In a note you recently wrote on the situation in Ethiopia, you explained that no lasting solution would emerge from armed conflict. With the capture of the capital of Tigray by Ethiopian forces, this is the scenario that seems to emerge …
Yes indeed. The Ethiopian prime minister believes he has achieved a military victory, which is partially true, but that does not solve anything. Because the leader of the Tigrayan forces said he would not stop the fight. The only positive point, which we can congratulate ourselves on, is the announcement of the end of the fighting on the part of the Ethiopian army. This could allow the arrival of humanitarian aid, which had until then been blocked. But in political terms, that will not solve anything. One can even fear a permanence of the engagements. History shows that in this kind of conflict there are never military solutions, only political solutions. However, the information that we have suggests that the Prime Minister believes that a military victory allows him to automatically obtain a political victory, without negotiating with the Tigrayans. In the medium or long term this seems to be a serious mistake.
For a political solution we imagine a mediation of the neighbors, while Ethiopia is the seat of the African Union: in this case what is it?
There have been many mediations from other African countries who have come and asked the Prime Minister to stop the fighting. He did not follow up. He wanted to reach the capital of Tigray before ending the fighting. Requests have also come from other outside powers, such as that of the UN Secretary General. The fact that the United States is in a period when it is completely absent from the international scene does not help matters. And the Chinese, Ethiopia’s closest allies, are not used to intervening in this kind of affair.
By taking the capital of Tigray, the advantage of Ethiopia is not yet decisive?
For the moment, Abiy Ahmed, the Prime Minister, has made the voice of arms speak. Only, if it does not offer a track of reconciliation to the Tigrayans, one day or another the fighting will resume. And we know that in this type of situation there can be guerrilla sequences. It is not because we conquer the capital of a country or a region that peace comes and the fighting ceases. There are many contrary examples, from Afghanistan to Iraq. Military superiority does not allow a population to be ruled against its will.
Ethiopia is a mosaic of many ethnicities
What is certain is that the very strong, even excessively strong reaction of the Ethiopian Prime Minister can be explained by the fear that the Tigray revolt is a precedent. And therefore that subsequently other ethnic groups in turn ask for their independence. Ahmed Abiy fears that the secession of one region is not the end of one process, but the beginning of another. From there, it is the very existence of Ethiopia that could be called into question. However, wanting to maintain a federation by force, as Serbia did for Yugoslavia, does not generally lead to the possibility of maintaining this federation. We cannot permanently control a people who want independence by force. We can possibly control it by negotiation, by the political solution, by the development of federalism… But by force, sooner or later, that does not work because it forces a permanent repression.
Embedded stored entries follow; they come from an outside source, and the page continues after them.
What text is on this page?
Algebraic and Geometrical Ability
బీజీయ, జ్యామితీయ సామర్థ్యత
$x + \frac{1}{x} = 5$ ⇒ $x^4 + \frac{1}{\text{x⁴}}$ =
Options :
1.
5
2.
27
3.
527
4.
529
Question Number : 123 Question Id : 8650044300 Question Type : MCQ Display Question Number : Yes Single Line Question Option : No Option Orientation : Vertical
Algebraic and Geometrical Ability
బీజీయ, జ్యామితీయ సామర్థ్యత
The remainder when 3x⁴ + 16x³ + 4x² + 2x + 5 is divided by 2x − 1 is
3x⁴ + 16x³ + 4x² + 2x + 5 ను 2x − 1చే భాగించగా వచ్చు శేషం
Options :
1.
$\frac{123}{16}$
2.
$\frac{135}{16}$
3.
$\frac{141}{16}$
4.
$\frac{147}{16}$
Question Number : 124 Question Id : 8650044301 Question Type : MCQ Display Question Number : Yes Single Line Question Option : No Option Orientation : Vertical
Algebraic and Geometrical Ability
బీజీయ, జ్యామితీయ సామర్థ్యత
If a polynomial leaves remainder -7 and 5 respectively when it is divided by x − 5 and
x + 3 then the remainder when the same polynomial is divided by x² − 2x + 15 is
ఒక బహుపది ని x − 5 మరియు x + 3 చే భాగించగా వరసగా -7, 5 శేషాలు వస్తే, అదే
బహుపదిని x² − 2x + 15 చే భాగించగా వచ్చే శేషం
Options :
And we can think that the repression will whip and stimulate the desire for independence of the Tigrayans more than the reverse.
The Tigrayans have recently lost a power they have long held in Addis Ababa, the capital of Ethiopia. Is independence really the intention of Tigray?
The Tigrayans are not formally asking for independence. They wanted to put in place institutions and an electoral process without the approval of the capital. This is what has raised fears that, little by little, we are moving towards independence. It was in any case seen as such but if it is not claimed officially. But the chain of violence can lead to independence becoming the goal of the Tigrayans, if they feel that the repression is too strong.
Does that mean that the reaction of the Ethiopian authorities is disproportionate?
What is certain is that it is excessive in the use of force, of course. But the Tigrayans have also made use of it: the massacres are not unilateral. They used violence against ethnic groups other than their own, in particular the ethnic group of the Prime Minister, the Oromo. In this type of conflict, we know very well that there are not the good guys on one side and the bad guys on the other, nor the innocent and the guilty. Everyone engages in abuses. When we analyze what happened in the 1990s in Yugoslavia, we see that hatred calls for hatred and that, very quickly, positions become irreconcilable.